Clarke, çarpan kişiyi tutarak birlikte düşmemek için dengede tuttu ve aşağıya baktığında sarışın bir çocuğun ona bakıp gülümsediğini gördü. 

"Özür dilerim," çocuk gülümsedi, "Kuzenim onun kadar hızlı gidemeyeceğimi söylemişti de."

Clarke, Lexa'nın odasında ki fotoğrafları, ve küçük sarışın ve çılgın kuzeni hakkında anlattıklarını hatırladı.

"Aden?" Clarke, emin olmadan sordu.

"Evet benim." Aden olduğu yerde döndü ve selam vermek amacıyla başını eğdi. "Sen de Clarke olmalısın."

Clarke, küçük sarışının onu tanıdığını fark ettiğinde şaşırdı, demek ki Lexa, Clarke'ı konuşuyor olmalıydı. Çok farklı umutlara bağlanmak istemedi Clarke.

"Evet, o benim... Anya burada mı? Kuzenim dedin de." Clarke, sakin ve normal konuşmak için çok uğraştı ama Aden, 12 yaşında olmasına rağmen zeki bir çocuktu. Arkasında ki anlamı anlaması çok zor değildi.

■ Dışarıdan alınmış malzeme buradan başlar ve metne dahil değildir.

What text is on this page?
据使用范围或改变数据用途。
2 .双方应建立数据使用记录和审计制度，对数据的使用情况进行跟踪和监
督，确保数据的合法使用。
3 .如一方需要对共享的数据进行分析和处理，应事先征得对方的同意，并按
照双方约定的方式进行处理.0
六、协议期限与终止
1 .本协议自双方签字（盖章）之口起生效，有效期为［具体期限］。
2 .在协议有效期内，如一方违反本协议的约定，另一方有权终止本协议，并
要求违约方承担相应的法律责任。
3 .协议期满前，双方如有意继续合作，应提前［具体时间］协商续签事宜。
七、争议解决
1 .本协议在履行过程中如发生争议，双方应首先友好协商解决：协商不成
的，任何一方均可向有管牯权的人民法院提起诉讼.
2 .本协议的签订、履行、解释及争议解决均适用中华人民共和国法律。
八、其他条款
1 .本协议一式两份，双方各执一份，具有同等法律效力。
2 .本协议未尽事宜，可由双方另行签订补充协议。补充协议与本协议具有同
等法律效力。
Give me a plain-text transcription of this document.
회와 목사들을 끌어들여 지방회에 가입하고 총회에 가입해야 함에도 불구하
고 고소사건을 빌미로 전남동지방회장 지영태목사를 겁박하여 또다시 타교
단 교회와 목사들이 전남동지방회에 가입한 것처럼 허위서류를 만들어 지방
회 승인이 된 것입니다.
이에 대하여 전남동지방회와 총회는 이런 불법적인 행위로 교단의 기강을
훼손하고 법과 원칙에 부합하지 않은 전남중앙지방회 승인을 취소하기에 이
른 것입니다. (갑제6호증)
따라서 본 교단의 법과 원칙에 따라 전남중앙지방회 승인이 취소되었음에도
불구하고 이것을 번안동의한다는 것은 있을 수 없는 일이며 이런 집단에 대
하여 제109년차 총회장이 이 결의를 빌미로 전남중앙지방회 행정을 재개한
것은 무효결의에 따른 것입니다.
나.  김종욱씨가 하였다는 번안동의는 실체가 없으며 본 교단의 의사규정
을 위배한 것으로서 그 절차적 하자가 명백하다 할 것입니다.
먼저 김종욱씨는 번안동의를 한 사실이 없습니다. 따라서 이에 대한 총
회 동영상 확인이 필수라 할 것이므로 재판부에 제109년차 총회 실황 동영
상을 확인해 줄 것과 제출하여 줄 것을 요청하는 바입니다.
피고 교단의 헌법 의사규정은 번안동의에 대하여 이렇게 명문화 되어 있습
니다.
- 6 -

"Merak etme, Lexa'da burada." Aden, garanti ederek konuştu ve iki sarışına yaklaşan başka bir sarışın daha gördü. Clarke, yaklaşanın Anya olduğunu çok geçmeden fark etti. Aden, saçlarının Anya tarafından karıştırılmasına izin verdi.

"Aden!, iyi misin?" Anya, Aden'da herhangi bir sorun olup olmadığına baktı. Ve biraz dinlenmesi gerektiğini söyleyip kenara oturmaya götürdü.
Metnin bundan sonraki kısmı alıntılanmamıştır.